Creativity vs. “One-Design” Kits

  • Several commenters lament that modern high-end sets encourage instruction-following rather than free building.
  • Many push back, saying kids still mix sets into a big box and build original creations; “the problem” is often parental insistence on keeping sets intact.
  • People highlight 3‑in‑1 and “alternate builds” as creativity-friendly, and note third-party sites that provide many alternate models per set.

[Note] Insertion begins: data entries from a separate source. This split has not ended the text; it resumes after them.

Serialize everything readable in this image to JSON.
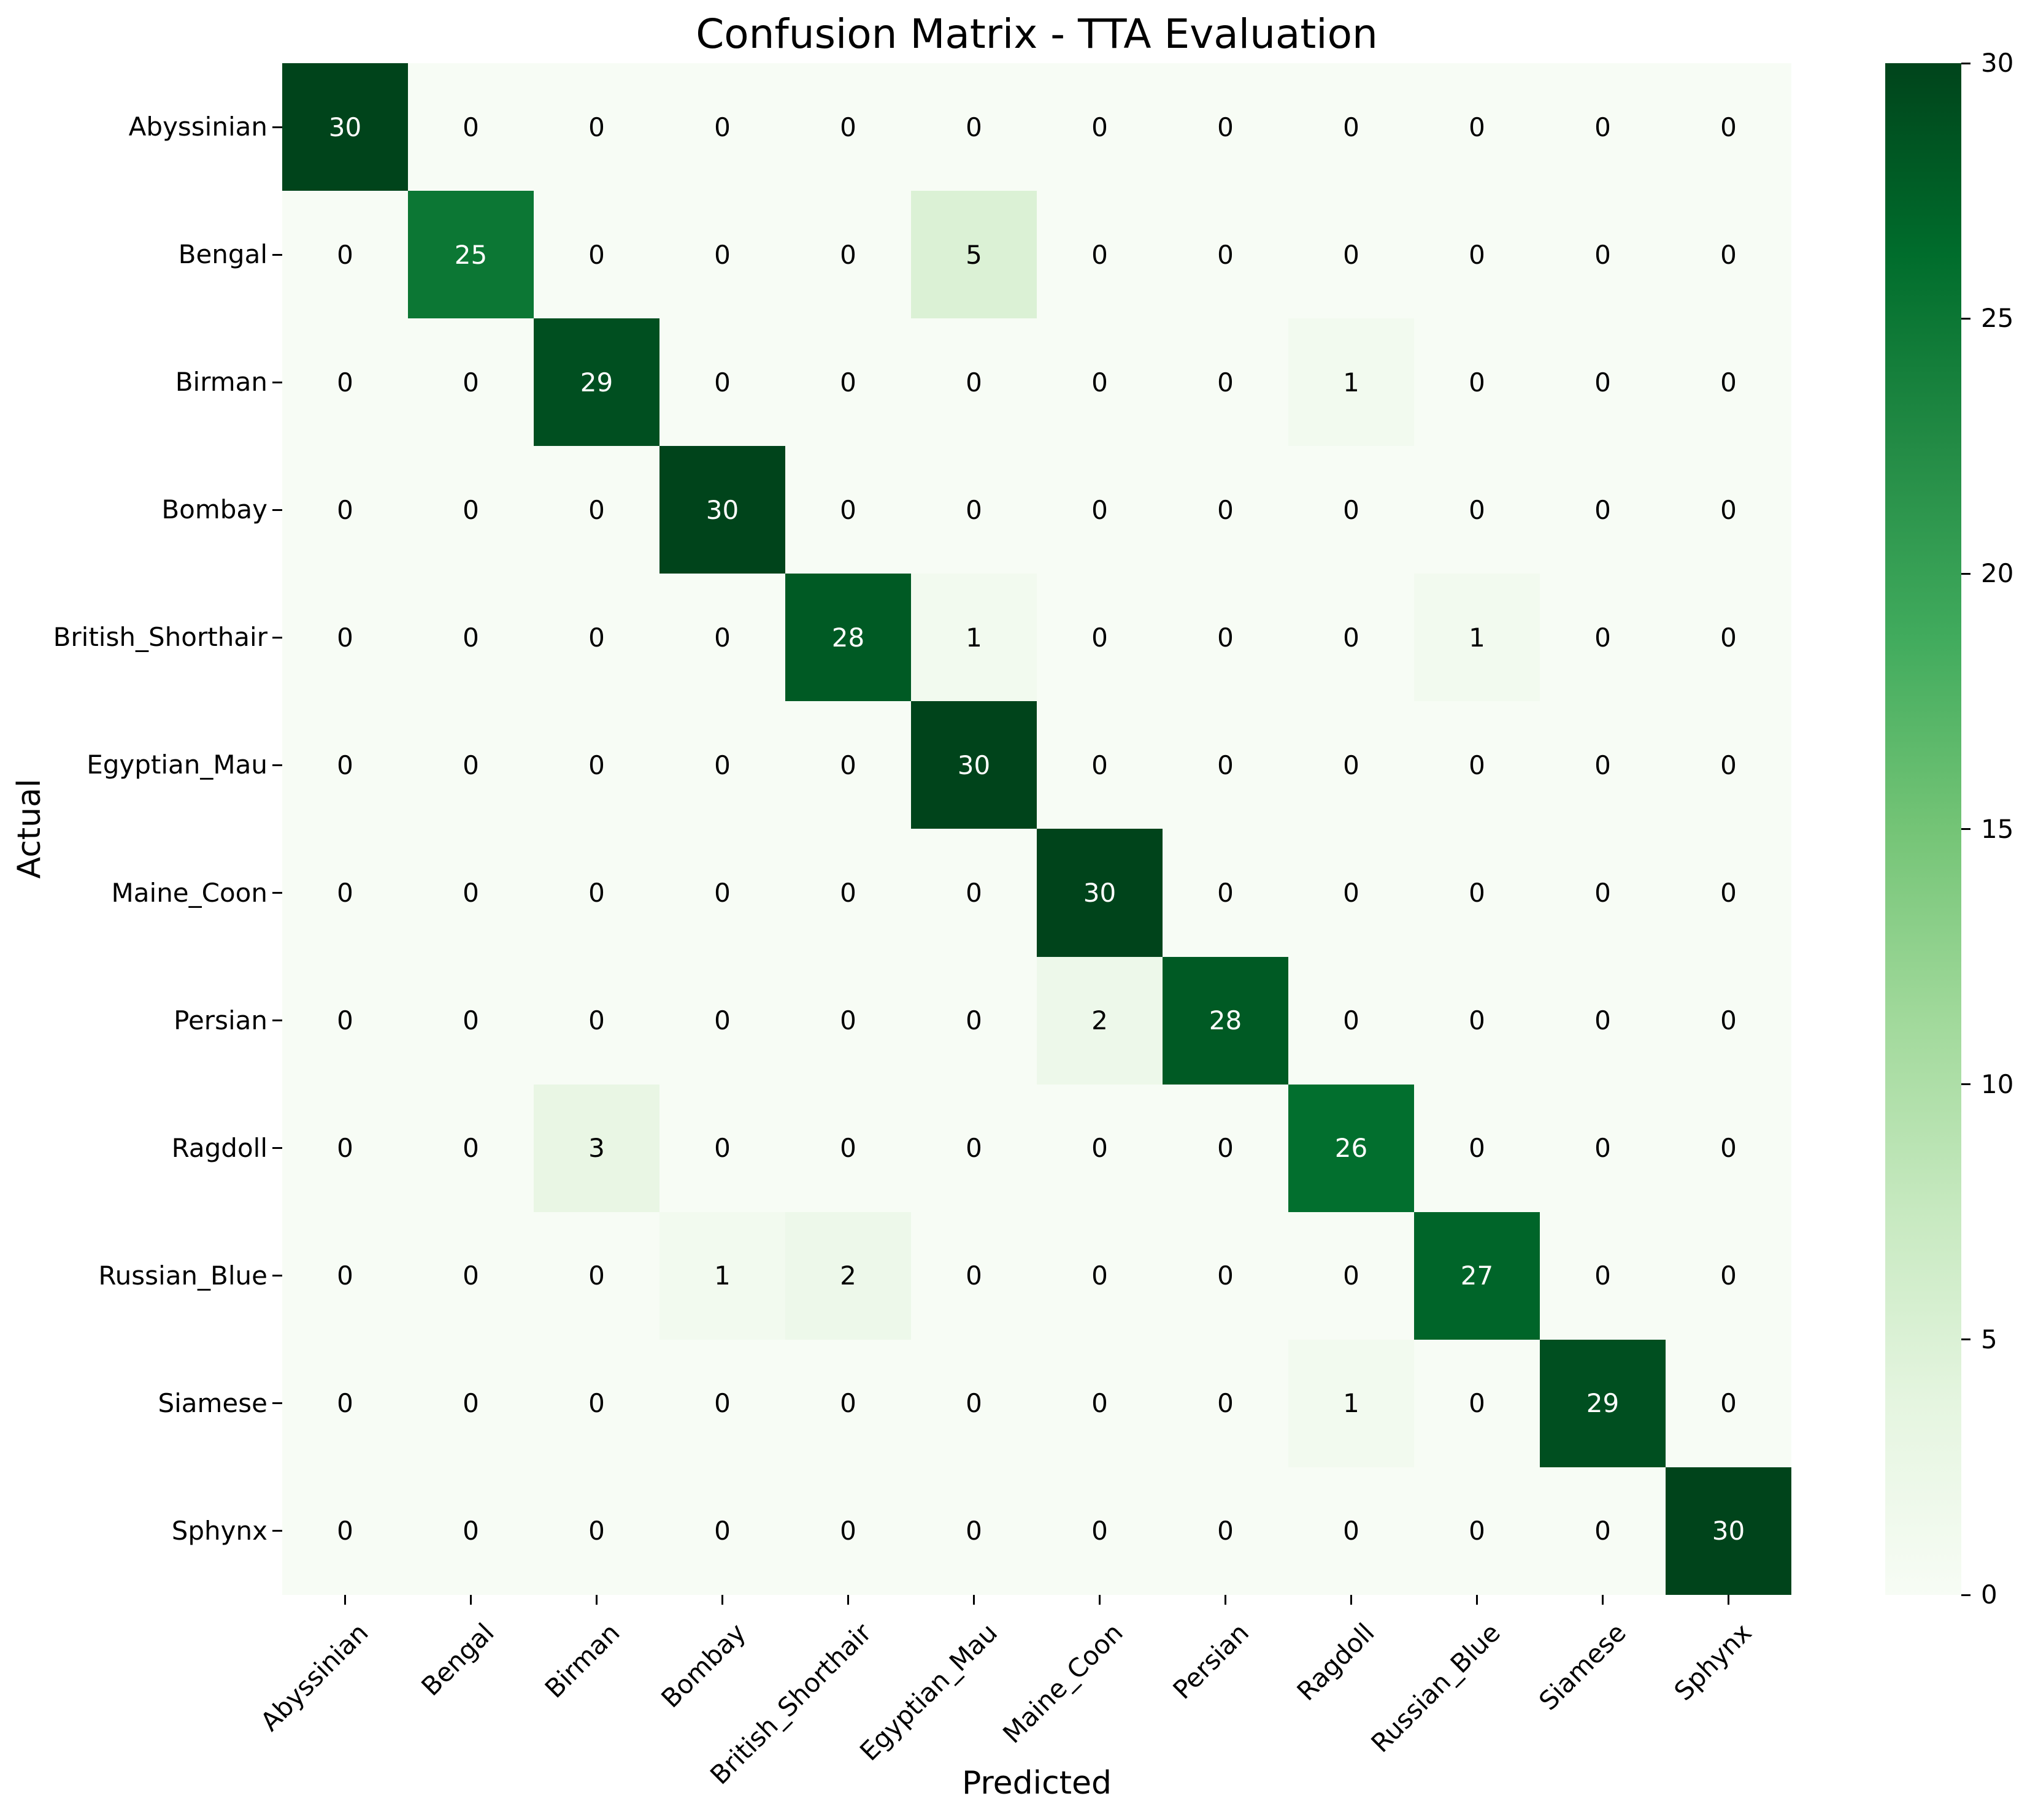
{
  "title": "Confusion Matrix - TTA Evaluation",
  "axes": {
    "xlabel": "Predicted",
    "ylabel": "Actual"
  },
  "chart_data": {
    "type": "heatmap",
    "title": "Confusion Matrix - TTA Evaluation",
    "xlabel": "Predicted",
    "ylabel": "Actual",
    "x_categories": [
      "Abyssinian",
      "Bengal",
      "Birman",
      "Bombay",
      "British_Shorthair",
      "Egyptian_Mau",
      "Maine_Coon",
      "Persian",
      "Ragdoll",
      "Russian_Blue",
      "Siamese",
      "Sphynx"
    ],
    "y_categories": [
      "Abyssinian",
      "Bengal",
      "Birman",
      "Bombay",
      "British_Shorthair",
      "Egyptian_Mau",
      "Maine_Coon",
      "Persian",
      "Ragdoll",
      "Russian_Blue",
      "Siamese",
      "Sphynx"
    ],
    "matrix": [
      [
        30,
        0,
        0,
        0,
        0,
        0,
        0,
        0,
        0,
        0,
        0,
        0
      ],
      [
        0,
        25,
        0,
        0,
        0,
        5,
        0,
        0,
        0,
        0,
        0,
        0
      ],
      [
        0,
        0,
        29,
        0,
        0,
        0,
        0,
        0,
        1,
        0,
        0,
        0
      ],
      [
        0,
        0,
        0,
        30,
        0,
        0,
        0,
        0,
        0,
        0,
        0,
        0
      ],
      [
        0,
        0,
        0,
        0,
        28,
        1,
        0,
        0,
        0,
        1,
        0,
        0
      ],
      [
        0,
        0,
        0,
        0,
        0,
        30,
        0,
        0,
        0,
        0,
        0,
        0
      ],
      [
        0,
        0,
        0,
        0,
        0,
        0,
        30,
        0,
        0,
        0,
        0,
        0
      ],
      [
        0,
        0,
        0,
        0,
        0,
        0,
        2,
        28,
        0,
        0,
        0,
        0
      ],
      [
        0,
        0,
        3,
        0,
        0,
        0,
        0,
        0,
        26,
        0,
        0,
        0
      ],
      [
        0,
        0,
        0,
        1,
        2,
        0,
        0,
        0,
        0,
        27,
        0,
        0
      ],
      [
        0,
        0,
        0,
        0,
        0,
        0,
        0,
        0,
        1,
        0,
        29,
        0
      ],
      [
        0,
        0,
        0,
        0,
        0,
        0,
        0,
        0,
        0,
        0,
        0,
        30
      ]
    ],
    "vmin": 0,
    "vmax": 30,
    "colormap": "Greens",
    "colorbar_ticks": [
      0,
      5,
      10,
      15,
      20,
      25,
      30
    ],
    "annotated": true,
    "grid": false,
    "legend_position": "right-colorbar"
  },
  "colors": {
    "background": "#ffffff",
    "tick_text": "#000000",
    "annot_dark_cells": "#ffffff",
    "annot_light_cells": "#000000",
    "greens_stops": [
      "#f7fcf5",
      "#e5f5e0",
      "#c7e9c0",
      "#a1d99b",
      "#74c476",
      "#41ab5d",
      "#238b45",
      "#006d2c",
      "#00441b"
    ]
  }
}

Price, Value, and Competitors

  • The $800 price draws criticism and jokes (cheaper to fly to see the real building; must ship unfinished to be “authentic”).
  • Others note the per-piece cost (~$0.06) is actually low by LEGO standards and argue high-quality molding and instructions are expensive.
  • Multiple commenters mention cheaper Chinese-compatible brands and argue LEGO’s manufacturing moat is shrinking; some AFOLs do buy these alternatives, especially when LEGO lacks similar sets.
  • There’s debate over whether LEGO’s pricing is “highway robbery” or roughly inflation-consistent.

Miscellaneous

  • Jokes about build time scaling with the real basilica (decades or centuries), missing final pieces, and future “expansion packs.”
  • Mentions of LEGO subscription/rental services and LED modifications to large models.
  • Side debates: proper plural of “LEGO,” and whether following instructions is akin to a “color-by-numbers” hobby.